RIVN enters its July 28 earnings window under genuine pressure, with Tuesday's 18% single-session collapse dragging the stock to $16.49 and reigniting a bear thesis that shorts have been steadily rebuilding all month.
The short interest story has been quietly tightening for weeks. Bearish positioning now covers 12.5% of the free float — up 4.2% over the past month and another 2.7% in Tuesday's session alone, reaching 152 million shares. That's meaningful, but the lending market is not flashing squeeze pressure. Availability is actually loose by historical standards, running at 140% — meaning nearly 1.5 shares are available to borrow for every share currently shorted. The 52-week low in availability was 68.8%, so today's reading sits nowhere near a squeeze-forcing crunch. Cost to borrow confirms the same picture: at 0.44%, it has eased around 8% over the past week and is near its lowest level of the year. Shorts are adding but facing no friction doing so. The ORTEX short score of 69.4 — elevated but off its recent peak near 71.7 on June 30 — reflects the same pattern: pressure present, not extreme.
Options traders have shifted more defensively since late June.

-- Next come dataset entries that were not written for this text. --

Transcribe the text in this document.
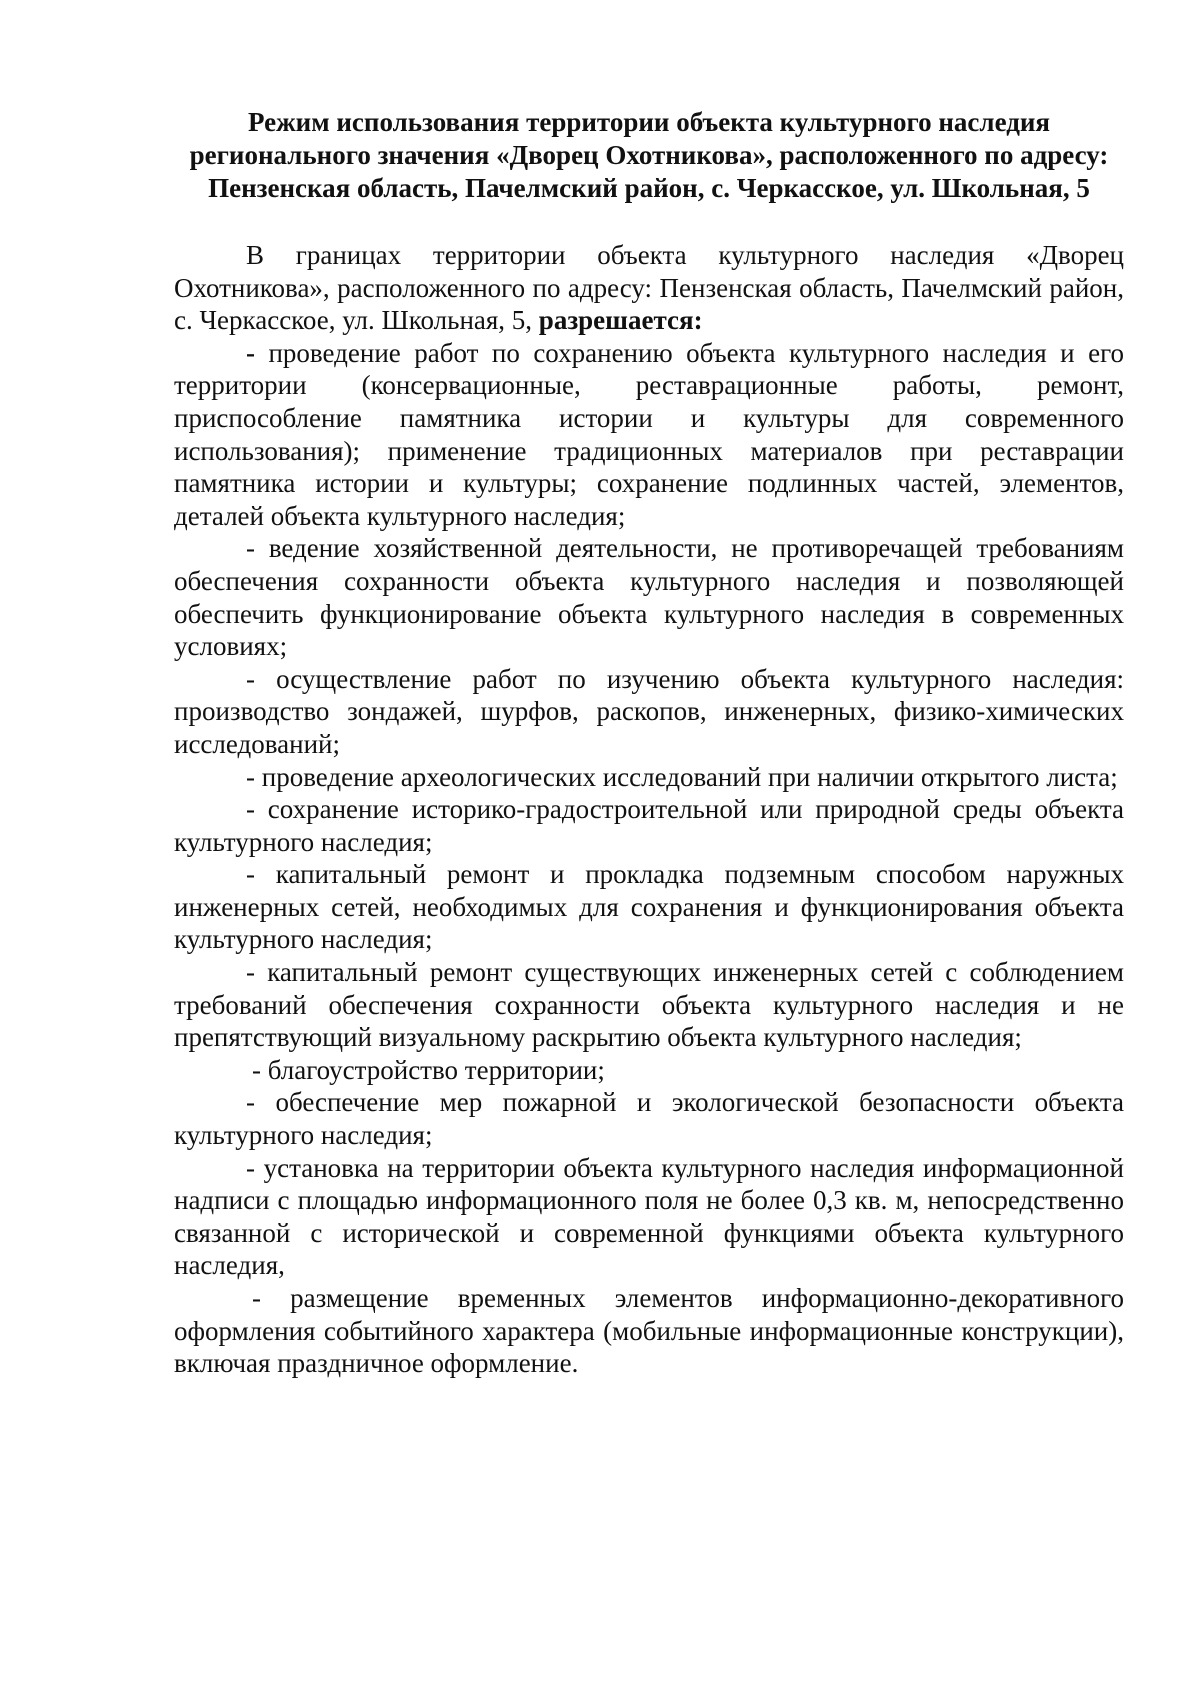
Режим использования территории объекта культурного наследия
регионального значения «Дворец Охотникова», расположенного по адресу:
Пензенская область, Пачелмский район, с. Черкасское, ул. Школьная, 5

В границах территории объекта культурного наследия «Дворец Охотникова», расположенного по адресу: Пензенская область, Пачелмский район, с. Черкасское, ул. Школьная, 5, разрешается:

- проведение работ по сохранению объекта культурного наследия и его территории (консервационные, реставрационные работы, ремонт, приспособление памятника истории и культуры для современного использования); применение традиционных материалов при реставрации памятника истории и культуры; сохранение подлинных частей, элементов, деталей объекта культурного наследия;

- ведение хозяйственной деятельности, не противоречащей требованиям обеспечения сохранности объекта культурного наследия и позволяющей обеспечить функционирование объекта культурного наследия в современных условиях;

- осуществление работ по изучению объекта культурного наследия: производство зондажей, шурфов, раскопов, инженерных, физико-химических исследований;

- проведение археологических исследований при наличии открытого листа;

- сохранение историко-градостроительной или природной среды объекта культурного наследия;

- капитальный ремонт и прокладка подземным способом наружных инженерных сетей, необходимых для сохранения и функционирования объекта культурного наследия;

- капитальный ремонт существующих инженерных сетей с соблюдением требований обеспечения сохранности объекта культурного наследия и не препятствующий визуальному раскрытию объекта культурного наследия;

- благоустройство территории;

- обеспечение мер пожарной и экологической безопасности объекта культурного наследия;

- установка на территории объекта культурного наследия информационной надписи с площадью информационного поля не более 0,3 кв. м, непосредственно связанной с исторической и современной функциями объекта культурного наследия,

- размещение временных элементов информационно-декоративного оформления событийного характера (мобильные информационные конструкции), включая праздничное оформление.
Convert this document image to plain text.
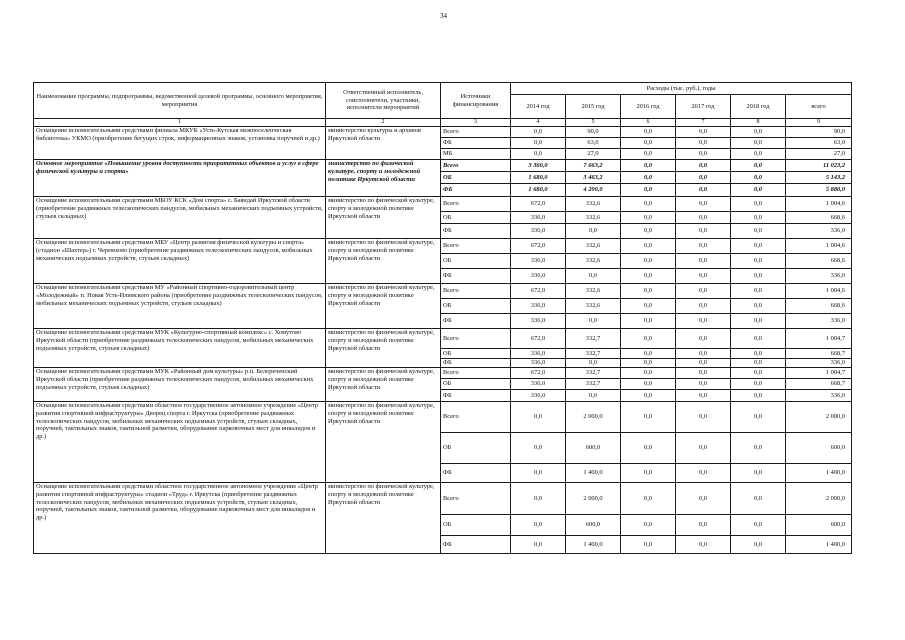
34
Наименование программы, подпрограммы, ведомственной целевой программы, основного мероприятия, мероприятия	Ответственный исполнитель, соисполнители, участники, исполнители мероприятий	Источники финансирования	Расходы (тыс. руб.), годы					
			2014 год	2015 год	2016 год	2017 год	2018 год	всего
1	2	3	4	5	6	7	8	9
Оснащение вспомогательными средствами филиала МКУК «Усть-Кутская межпоселенческая библиотека» УКМО (приобретение бегущих строк, информационных знаков, установка поручней и др.)	министерство культуры и архивов Иркутской области	Всего	0,0	90,0	0,0	0,0	0,0	90,0
		ФБ	0,0	63,0	0,0	0,0	0,0	63,0
		МБ	0,0	27,0	0,0	0,0	0,0	27,0
Основное мероприятие «Повышение уровня доступности приоритетных объектов и услуг в сфере физической культуры и спорта»	министерство по физической культуре, спорту и молодежной политике Иркутской области	Всего	3 360,0	7 663,2	0,0	0,0	0,0	11 023,2
		ОБ	1 680,0	3 463,2	0,0	0,0	0,0	5 143,2
		ФБ	1 680,0	4 200,0	0,0	0,0	0,0	5 880,0
Оснащение вспомогательными средствами МБОУ КСК «Дом спорта» с. Баяндай Иркутской области (приобретение раздвижных телескопических пандусов, мобильных механических подъемных устройств, стульев складных)	министерство по физической культуре, спорту и молодежной политике Иркутской области	Всего	672,0	332,6	0,0	0,0	0,0	1 004,6
		ОБ	336,0	332,6	0,0	0,0	0,0	668,6
		ФБ	336,0	0,0	0,0	0,0	0,0	336,0
Оснащение вспомогательными средствами МБУ «Центр развития физической культуры и спорта» (стадион «Шахтер») г. Черемхово (приобретение раздвижных телескопических пандусов, мобильных механических подъемных устройств, стульев складных)	министерство по физической культуре, спорту и молодежной политике Иркутской области	Всего	672,0	332,6	0,0	0,0	0,0	1 004,6
		ОБ	336,0	332,6	0,0	0,0	0,0	668,6
		ФБ	336,0	0,0	0,0	0,0	0,0	336,0
Оснащение вспомогательными средствами МУ «Районный спортивно-оздоровительный центр «Молодежный» п. Новая Усть-Илимского района (приобретение раздвижных телескопических пандусов, мобильных механических подъемных устройств, стульев складных)	министерство по физической культуре, спорту и молодежной политике Иркутской области	Всего	672,0	332,6	0,0	0,0	0,0	1 004,6
		ОБ	336,0	332,6	0,0	0,0	0,0	668,6
		ФБ	336,0	0,0	0,0	0,0	0,0	336,0
Оснащение вспомогательными средствами МУК «Культурно-спортивный комплекс» с. Хомутово Иркутской области (приобретение раздвижных телескопических пандусов, мобильных механических подъемных устройств, стульев складных)	министерство по физической культуре, спорту и молодежной политике Иркутской области	Всего	672,0	332,7	0,0	0,0	0,0	1 004,7
		ОБ	336,0	332,7	0,0	0,0	0,0	668,7
		ФБ	336,0	0,0	0,0	0,0	0,0	336,0
Оснащение вспомогательными средствами МУК «Районный дом культуры» р.п. Белореченский Иркутской области (приобретение раздвижных телескопических пандусов, мобильных механических подъемных устройств, стульев складных)	министерство по физической культуре, спорту и молодежной политике Иркутской области	Всего	672,0	332,7	0,0	0,0	0,0	1 004,7
		ОБ	336,0	332,7	0,0	0,0	0,0	668,7
		ФБ	336,0	0,0	0,0	0,0	0,0	336,0
Оснащение вспомогательными средствами областное государственное автономное учреждение «Центр развития спортивной инфраструктуры» Дворец спорта г. Иркутска (приобретение раздвижных телескопических пандусов, мобильных механических подъемных устройств, стульев складных, поручней, тактильных знаков, тактильной разметки, оборудование парковочных мест для инвалидов и др.)	министерство по физической культуре, спорту и молодежной политике Иркутской области	Всего	0,0	2 000,0	0,0	0,0	0,0	2 000,0
		ОБ	0,0	600,0	0,0	0,0	0,0	600,0
		ФБ	0,0	1 400,0	0,0	0,0	0,0	1 400,0
Оснащение вспомогательными средствами областное государственное автономное учреждение «Центр развития спортивной инфраструктуры» стадион «Труд» г. Иркутска (приобретение раздвижных телескопических пандусов, мобильных механических подъемных устройств, стульев складных, поручней, тактильных знаков, тактильной разметки, оборудование парковочных мест для инвалидов и др.)	министерство по физической культуре, спорту и молодежной политике Иркутской области	Всего	0,0	2 000,0	0,0	0,0	0,0	2 000,0
		ОБ	0,0	600,0	0,0	0,0	0,0	600,0
		ФБ	0,0	1 400,0	0,0	0,0	0,0	1 400,0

The put/call ratio is running at 0.93, above its 20-day average of 0.90, and has been elevated since the week of June 22 — a meaningful pivot from the 0.83–0.85 range that dominated through most of May and early June. The z-score of 0.7 keeps this short of a genuine alarm reading, but the directional shift into protective puts is visible in the data and aligns with the stock's 5% weekly decline even before Tuesday's crash.
The Street is fragmented rather than clearly aligned. BNP Paribas lifted its target from $22 to $24 this morning, maintaining an Outperform — one of the more constructive reads on the tape. Jefferies moved its Hold target up a dollar to $17 on Tuesday. Needham and TD Cowen hold Buy ratings with targets of $23 and $20 respectively, while DA Davidson sits at Neutral with a $15 target. The consensus rating is technically "sell," but the mean price target of $18.62 still implies roughly 13% upside from Tuesday's close — a setup where bulls see recovery value and bears question whether the company earns that premium. The bull case rests on Amazon and Volkswagen partnerships, a vertically integrated platform, and the long runway in the R1 lineup. Bears point to a negative EV/EBITDA of -11.4x, deeply negative earnings (PE of -6.75x), and a track record of earnings-day drops.
That last point matters for what's coming. The three most recent earnings events have all produced negative one-day reactions: -9.9% on the June 22 print, -0.2% on May 5, and -6.5% on April 30. The five-day window after the April print extended the loss to -11.7%. None of the recent prints triggered a meaningful recovery in the days that followed. RIVN has a short score in the bottom 5th percentile of its peer universe on that factor dimension — not a name where earnings have been rewarding holders.
Institutional ownership provides one stabilising underpinning. Porsche holds 16.4% of shares, having added over 62 million shares as of the most recent filing. Amazon holds a further 12.4%. Together those two strategic holders lock away nearly 29% of the float, which structurally limits how far a disorderly unwind could go. BlackRock and State Street have been modest buyers into Q2. Renaissance Technologies, however, trimmed by 5.5 million shares in Q1.
The July 28 print is the immediate focus — how delivery momentum, cash burn trajectory, and any update on the midsize SUV timeline land against a tape that has just repriced the stock toward the low end of its analyst range will determine whether the current short rebuild looks prescient or overextended.